Effect of multiple laser peening on microstructural, fatigue and fretting-wear behaviour of austenitic stainless steel

The present work investigates the influence of laser peening without coating (LPwC) on the fatigue and fretting wear behaviour of AISI 304 alloy subjected to one and five peening passes peened at 9 GW cm(-2). Laser peened samples were characterised for microstructure, residual stress, phase evolution and hardness. After LPwC, the samples induced maximum compressive residual stress of-380 and-581 MPa for one and five peening passes at 50 mu m from the surface. Microhardness was increased to 31 % and 71 % for one and five pass samples at 50 mu m depth. The microstructure of laser peening samples was characterised using a transmission electron microscope (TEM) and electron backscattered diffraction (EBSD). Dislocation density was increased after peening with twin twin interaction observed in both the peening cases and martensite induced at the junction of the twin-twin in five-time peened samples.

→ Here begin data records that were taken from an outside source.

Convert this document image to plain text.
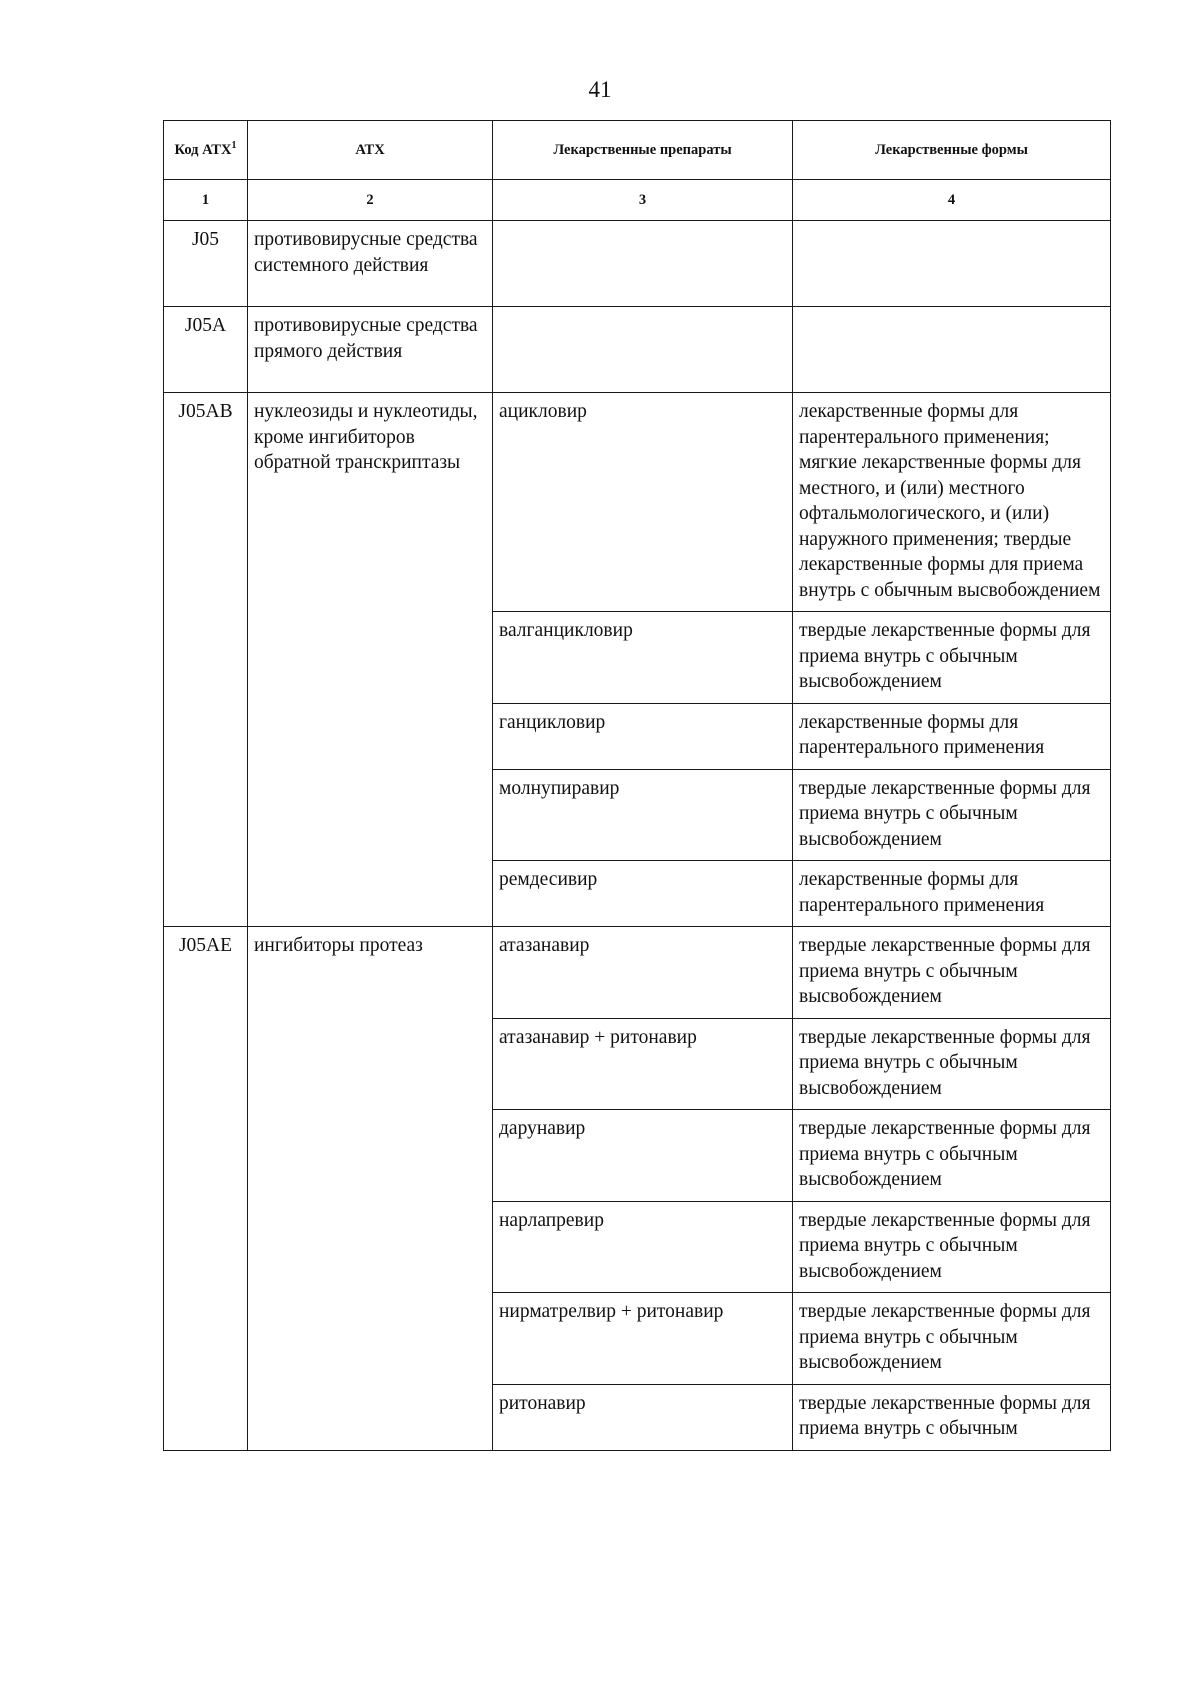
41
Код АТХ$^1$	АТХ	Лекарственные препараты	Лекарственные формы
1	2	3	4
J05	противовирусные средства системного действия		
J05A	противовирусные средства прямого действия		
J05AB	нуклеозиды и нуклеотиды, кроме ингибиторов обратной транскриптазы	ацикловир	лекарственные формы для парентерального применения; мягкие лекарственные формы для местного, и (или) местного офтальмологического, и (или) наружного применения; твердые лекарственные формы для приема внутрь с обычным высвобождением
		валганцикловир	твердые лекарственные формы для приема внутрь с обычным высвобождением
		ганцикловир	лекарственные формы для парентерального применения
		молнупиравир	твердые лекарственные формы для приема внутрь с обычным высвобождением
		ремдесивир	лекарственные формы для парентерального применения
J05AE	ингибиторы протеаз	атазанавир	твердые лекарственные формы для приема внутрь с обычным высвобождением
		атазанавир + ритонавир	твердые лекарственные формы для приема внутрь с обычным высвобождением
		дарунавир	твердые лекарственные формы для приема внутрь с обычным высвобождением
		нарлапревир	твердые лекарственные формы для приема внутрь с обычным высвобождением
		нирматрелвир + ритонавир	твердые лекарственные формы для приема внутрь с обычным высвобождением
		ритонавир	твердые лекарственные формы для приема внутрь с обычным
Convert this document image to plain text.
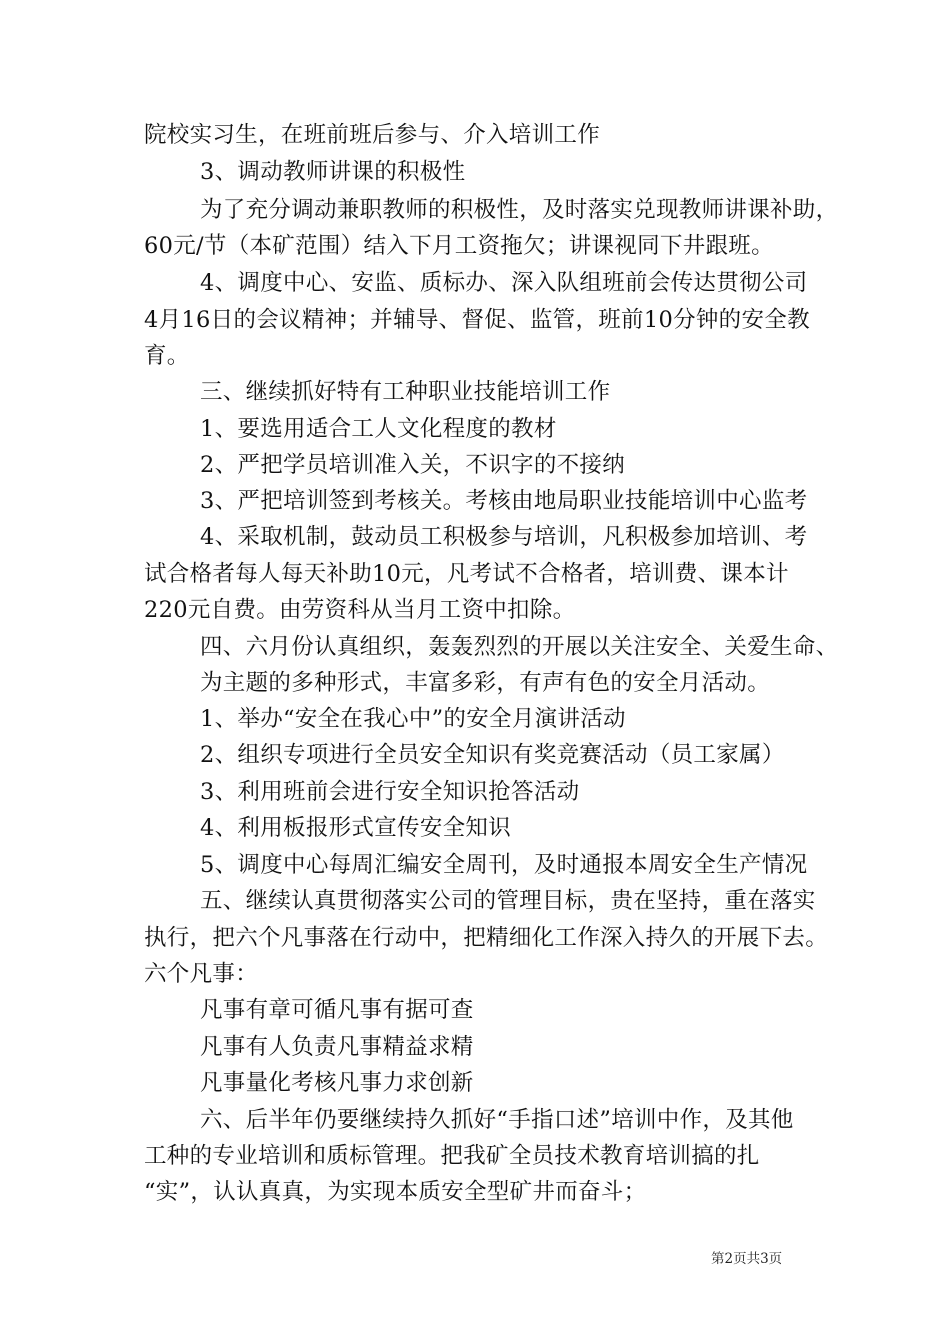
院校实习生，在班前班后参与、介入培训工作
3、调动教师讲课的积极性
为了充分调动兼职教师的积极性，及时落实兑现教师讲课补助，
60元/节（本矿范围）结入下月工资拖欠；讲课视同下井跟班。
4、调度中心、安监、质标办、深入队组班前会传达贯彻公司
4月16日的会议精神；并辅导、督促、监管，班前10分钟的安全教
育。
三、继续抓好特有工种职业技能培训工作
1、要选用适合工人文化程度的教材
2、严把学员培训准入关，不识字的不接纳
3、严把培训签到考核关。考核由地局职业技能培训中心监考
4、采取机制，鼓动员工积极参与培训，凡积极参加培训、考
试合格者每人每天补助10元，凡考试不合格者，培训费、课本计
220元自费。由劳资科从当月工资中扣除。
四、六月份认真组织，轰轰烈烈的开展以关注安全、关爱生命、
为主题的多种形式，丰富多彩，有声有色的安全月活动。
1、举办“安全在我心中”的安全月演讲活动
2、组织专项进行全员安全知识有奖竞赛活动（员工家属）
3、利用班前会进行安全知识抢答活动
4、利用板报形式宣传安全知识
5、调度中心每周汇编安全周刊，及时通报本周安全生产情况
五、继续认真贯彻落实公司的管理目标，贵在坚持，重在落实
执行，把六个凡事落在行动中，把精细化工作深入持久的开展下去。
六个凡事：
凡事有章可循凡事有据可查
凡事有人负责凡事精益求精
凡事量化考核凡事力求创新
六、后半年仍要继续持久抓好“手指口述”培训中作，及其他
工种的专业培训和质标管理。把我矿全员技术教育培训搞的扎
“实”，认认真真，为实现本质安全型矿井而奋斗；
第2页共3页
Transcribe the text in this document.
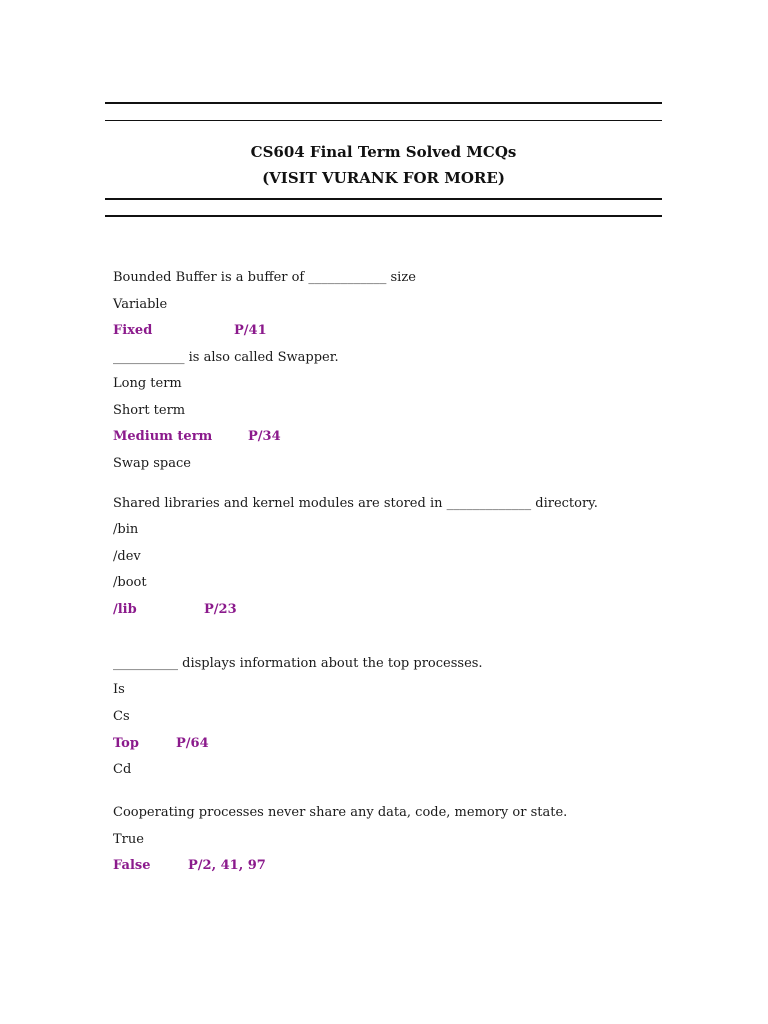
CS604 Final Term Solved MCQs
(VISIT VURANK FOR MORE)
Bounded Buffer is a buffer of ____________ size
Variable
Fixed	P/41
___________ is also called Swapper.
Long term
Short term
Medium term	P/34
Swap space
Shared libraries and kernel modules are stored in _____________ directory.
/bin
/dev
/boot
/lib	P/23
__________ displays information about the top processes.
Is
Cs
Top	P/64
Cd
Cooperating processes never share any data, code, memory or state.
True
False	P/2, 41, 97
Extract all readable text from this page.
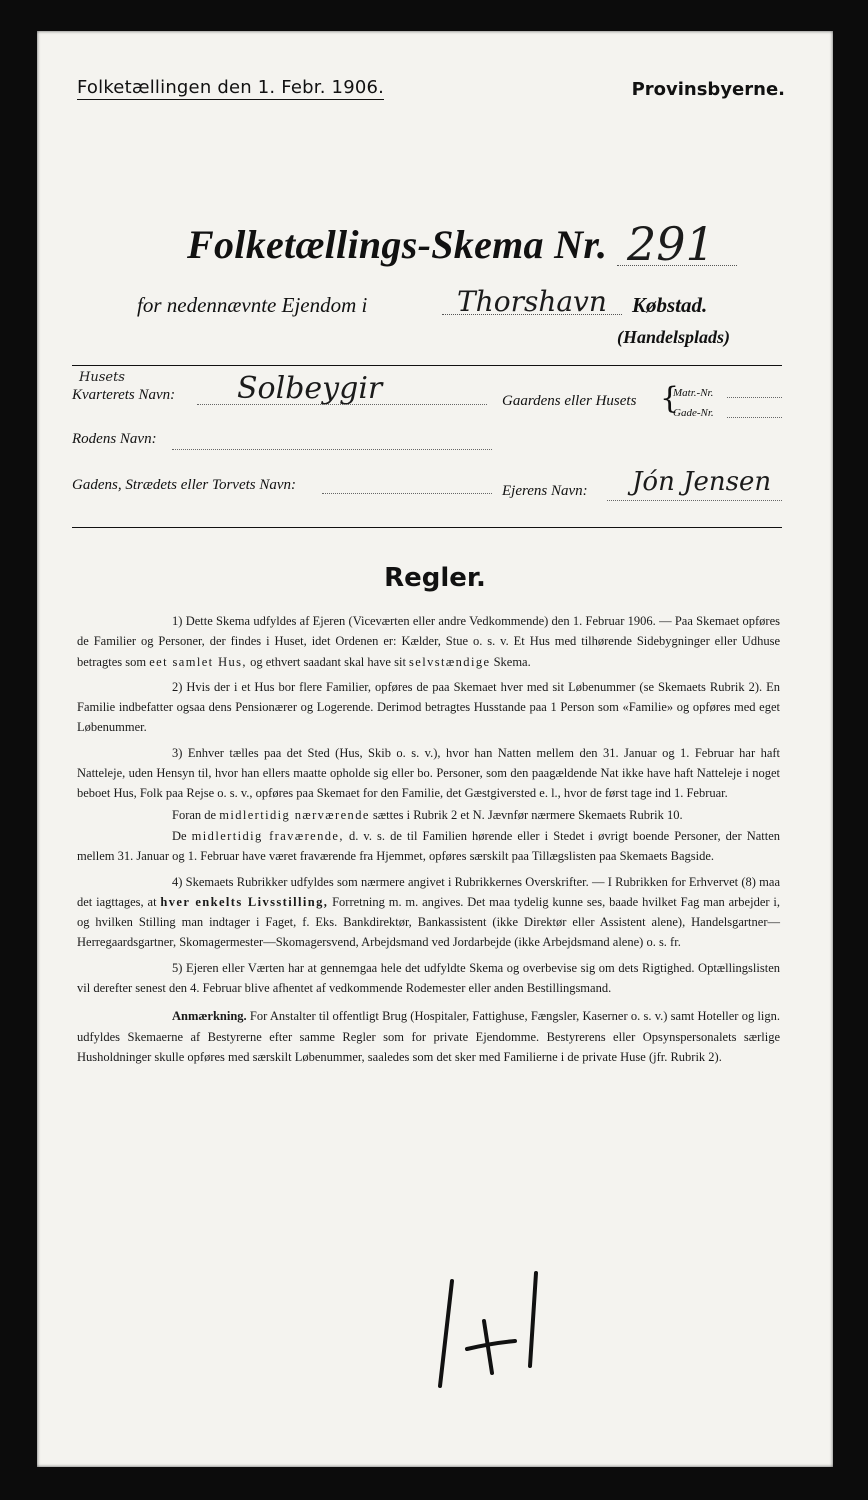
Folketællingen den 1. Febr. 1906.	Provinsbyerne.
Folketællings-Skema Nr. 291
for nedennævnte Ejendom i	Thorshavn Købstad.
(Handelsplads)
Husets
Kvarterets Navn: Solbeygir	Gaardens eller Husets {
Matr.-Nr.
Gade-Nr.
Rodens Navn:
Gadens, Strædets eller Torvets Navn:	Ejerens Navn: Jón Jensen
Regler.

1) Dette Skema udfyldes af Ejeren (Viceværten eller andre Vedkommende) den 1. Februar 1906. — Paa Skemaet opføres de Familier og Personer, der findes i Huset, idet Ordenen er: Kælder, Stue o. s. v. Et Hus med tilhørende Sidebygninger eller Udhuse betragtes som eet samlet Hus, og ethvert saadant skal have sit selvstændige Skema.

2) Hvis der i et Hus bor flere Familier, opføres de paa Skemaet hver med sit Løbenummer (se Skemaets Rubrik 2). En Familie indbefatter ogsaa dens Pensionærer og Logerende. Derimod betragtes Husstande paa 1 Person som «Familie» og opføres med eget Løbenummer.

3) Enhver tælles paa det Sted (Hus, Skib o. s. v.), hvor han Natten mellem den 31. Januar og 1. Februar har haft Natteleje, uden Hensyn til, hvor han ellers maatte opholde sig eller bo. Personer, som den paagældende Nat ikke have haft Natteleje i noget beboet Hus, Folk paa Rejse o. s. v., opføres paa Skemaet for den Familie, det Gæstgiversted e. l., hvor de først tage ind 1. Februar.

Foran de midlertidig nærværende sættes i Rubrik 2 et N. Jævnfør nærmere Skemaets Rubrik 10.

De midlertidig fraværende, d. v. s. de til Familien hørende eller i Stedet i øvrigt boende Personer, der Natten mellem 31. Januar og 1. Februar have været fraværende fra Hjemmet, opføres særskilt paa Tillægslisten paa Skemaets Bagside.

4) Skemaets Rubrikker udfyldes som nærmere angivet i Rubrikkernes Overskrifter. — I Rubrikken for Erhvervet (8) maa det iagttages, at hver enkelts Livsstilling, Forretning m. m. angives. Det maa tydelig kunne ses, baade hvilket Fag man arbejder i, og hvilken Stilling man indtager i Faget, f. Eks. Bankdirektør, Bankassistent (ikke Direktør eller Assistent alene), Handelsgartner—Herregaardsgartner, Skomagermester—Skomagersvend, Arbejdsmand ved Jordarbejde (ikke Arbejdsmand alene) o. s. fr.

5) Ejeren eller Værten har at gennemgaa hele det udfyldte Skema og overbevise sig om dets Rigtighed. Optællingslisten vil derefter senest den 4. Februar blive afhentet af vedkommende Rodemester eller anden Bestillingsmand.

Anmærkning. For Anstalter til offentligt Brug (Hospitaler, Fattighuse, Fængsler, Kaserner o. s. v.) samt Hoteller og lign. udfyldes Skemaerne af Bestyrerne efter samme Regler som for private Ejendomme. Bestyrerens eller Opsynspersonalets særlige Husholdninger skulle opføres med særskilt Løbenummer, saaledes som det sker med Familierne i de private Huse (jfr. Rubrik 2).
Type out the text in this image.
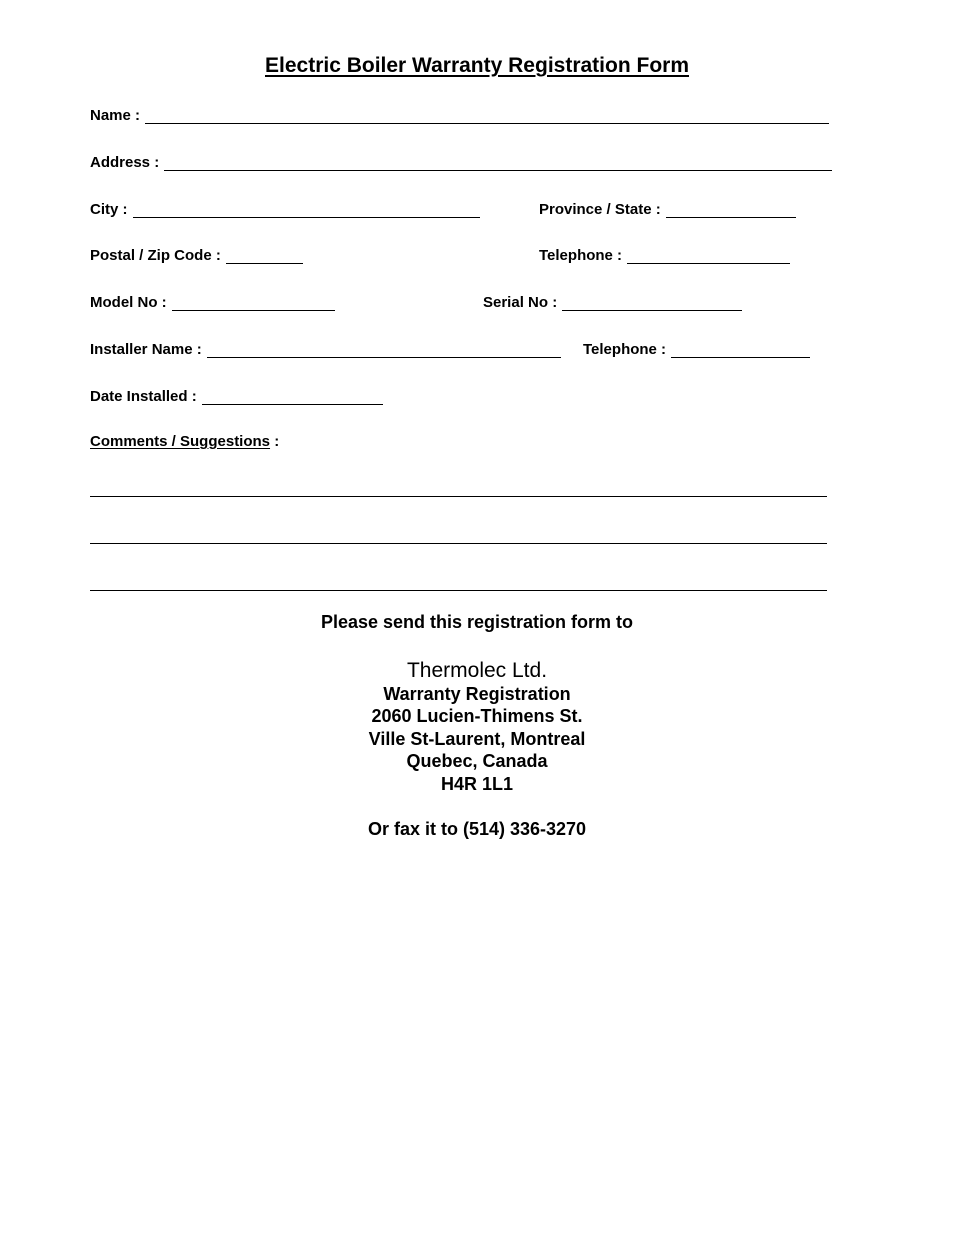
Electric Boiler Warranty Registration Form
Name :
Address :
City :	Province / State :
Postal / Zip Code :	Telephone :
Model No :	Serial No :
Installer Name :	Telephone :
Date Installed :
Comments / Suggestions :
Please send this registration form to
Thermolec Ltd.
Warranty Registration
2060 Lucien-Thimens St.
Ville St-Laurent, Montreal
Quebec, Canada
H4R 1L1
Or fax it to (514) 336-3270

Low angle grain fraction increased from 29 % (unpeened) to 41 % (one pass) and 63 % (five passes), and grain refinement was observed, where the average grain size reduced from 22.28 mu m (unpeened) to 18.36 mu m (one pass) and 9.51 mu m (five passes) for LPwC samples. Fretting wear behaviour at various loading (5, 10 and 20 N) displayed significant improvement in wear resistance of LPwC samples, as evident from lower wear volume loss. Fatigue testing performed at R = 0.1 exhibited an improvement in fatigue life of 1.4 and 2.4 times for one and five pass samples compared to unpeened samples at a stress amplitude of 450 MPa. Fatigue fractography revealed a decrease in striation spacing for LPwC samples (979 nm/cycle and 565 nm/cycle for one-and five-time peening) with a delay in crack-propagation rate.

Automated summary

The present study investigates the effects of laser peening without coating on the fatigue and fretting wear behavior of AISI 304 alloy. Laser peening treatment increases the compressive residual stress, microhardness, and refines the grain size of the alloy, resulting in improved fatigue and fretting wear resistance.